But now that they could also be married in the eyes of the federal government, that might change the equation. And it’s an equation with many parts. The ruling that struck down the federal law known as DOMA and subsequent regulations issued by the Internal Revenue Service and other federal agencies mean that same-sex spouses are now eligible for many benefits they were previously denied.
But they also might get hit hard by taxes if marrying and filing jointly increases their tax brackets.
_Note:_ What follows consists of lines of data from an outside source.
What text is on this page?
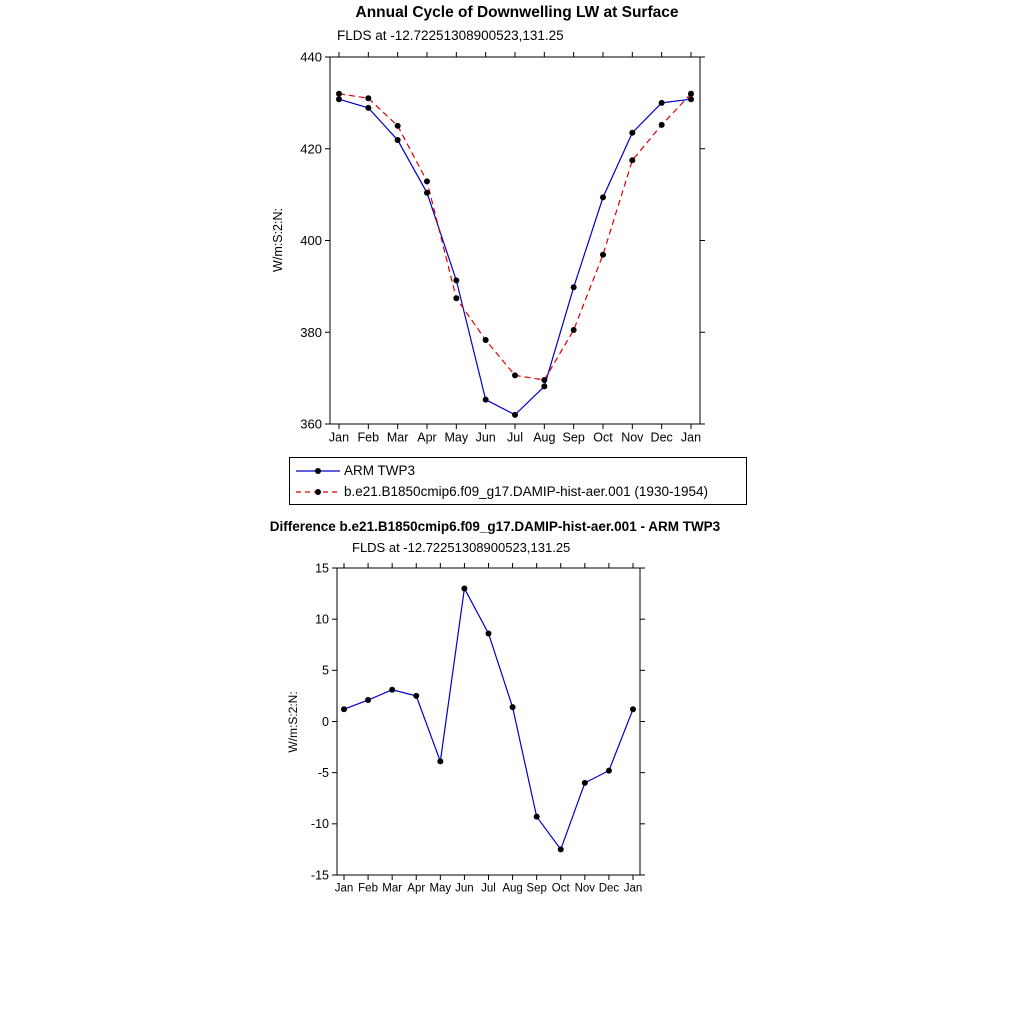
Annual Cycle of Downwelling LW at Surface
FLDS at -12.72251308900523,131.25
W/m:S:2:N:
360
380
400
420
440
Jan Feb Mar Apr May Jun Jul Aug Sep Oct Nov Dec Jan
ARM TWP3
b.e21.B1850cmip6.f09_g17.DAMIP-hist-aer.001 (1930-1954)
Difference b.e21.B1850cmip6.f09_g17.DAMIP-hist-aer.001 - ARM TWP3
FLDS at -12.72251308900523,131.25
W/m:S:2:N:
-15
-10
-5
0
5
10
15
Jan Feb Mar Apr May Jun Jul Aug Sep Oct Nov Dec Jan
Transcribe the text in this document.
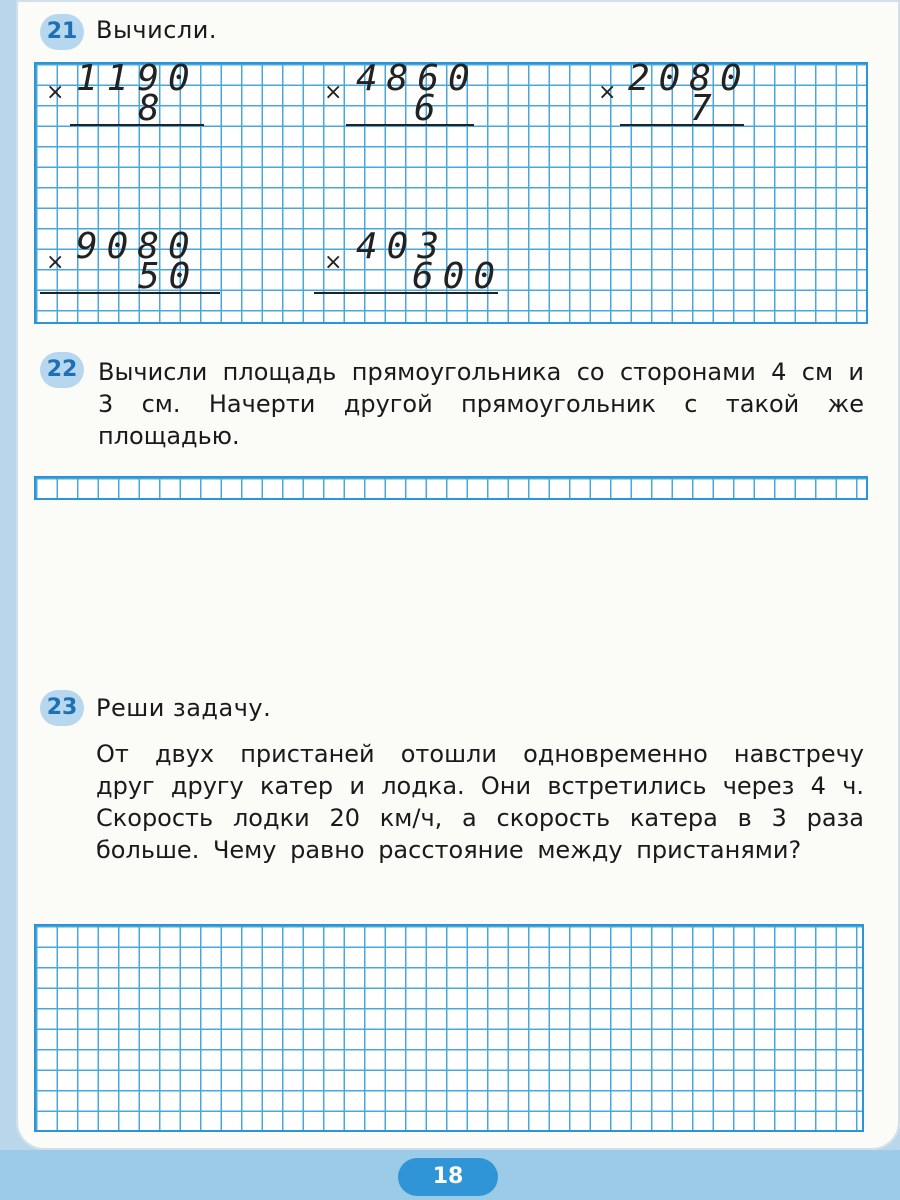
21 Вычисли.
× 1190
8	× 4860
6	× 2080
7
× 9080
50	× 403
600
22 Вычисли площадь прямоугольника со сторонами 4 см и 3 см. Начерти другой прямоугольник с такой же площадью.
23 Реши задачу.
От двух пристаней отошли одновременно навстречу друг другу катер и лодка. Они встретились через 4 ч. Скорость лодки 20 км/ч, а скорость катера в 3 раза больше. Чему равно расстояние между пристанями?
18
That’s what McKinnon and Carper hope to sort through in the next few weeks.
If they get married, “it would really be for financial reasons, as unromantic as it sounds,” said Carper, sitting at a kitchen table next to a window that overlooks their flower and vegetable gardens.
Not everyone takes that analytic approach.
For many couples, the romantic impulse took over, but when financial planner Tom Tillery’s clients called saying they were rushing off to where it was legal to marry, he said he held up a stop sign.
“For our gay and lesbian clients, it was heartbreaking,” said Tillery, who has clients around the country, recounting a conversation with a client who called excitedly after the ruling to say she was flying to New York to marry her partner.
Tillery and others recommend what Carper and McKinnon are doing — taking the time required to sort out the financial implications. After the ruling “the biggest complication was laying myself in front of the train of my clients wanting to run off and get married,” said Tillery, whose firm, Paraklete Financial, is based in Kennesaw, Ga.
The federal government has been relatively quick to issue rulings based on the decision. The Office of Personnel Management and the Pentagon extended benefits to the spouses married where same-sex unions are legal, while the Department of Homeland Security recognized such marriages as the basis for immigration. The Defense Department also extended 10 days’ leave to members of the military planning to marry, to make it easier to travel to where same-sex marriages may be legally celebrated.
On Aug. 29, the IRS followed in those agencies’ footsteps, ruling that same-sex couples legally married in jurisdictions that recognize their marriages will be treated as married for federal tax purposes.
“This ruling also assures legally married same-sex couples that they can move freely throughout the country knowing that their federal filing status will not change,” Treasury Secretary Jacob Lew said.
On Sept. 4, Attorney General Eric H. Holder Jr. advised congressional leaders that President Obama had directed the Department of Veterans Affairs to provide benefits to spouses in same-sex marriages despite a federal statute that limits spousal benefits to spouses of the opposite sex.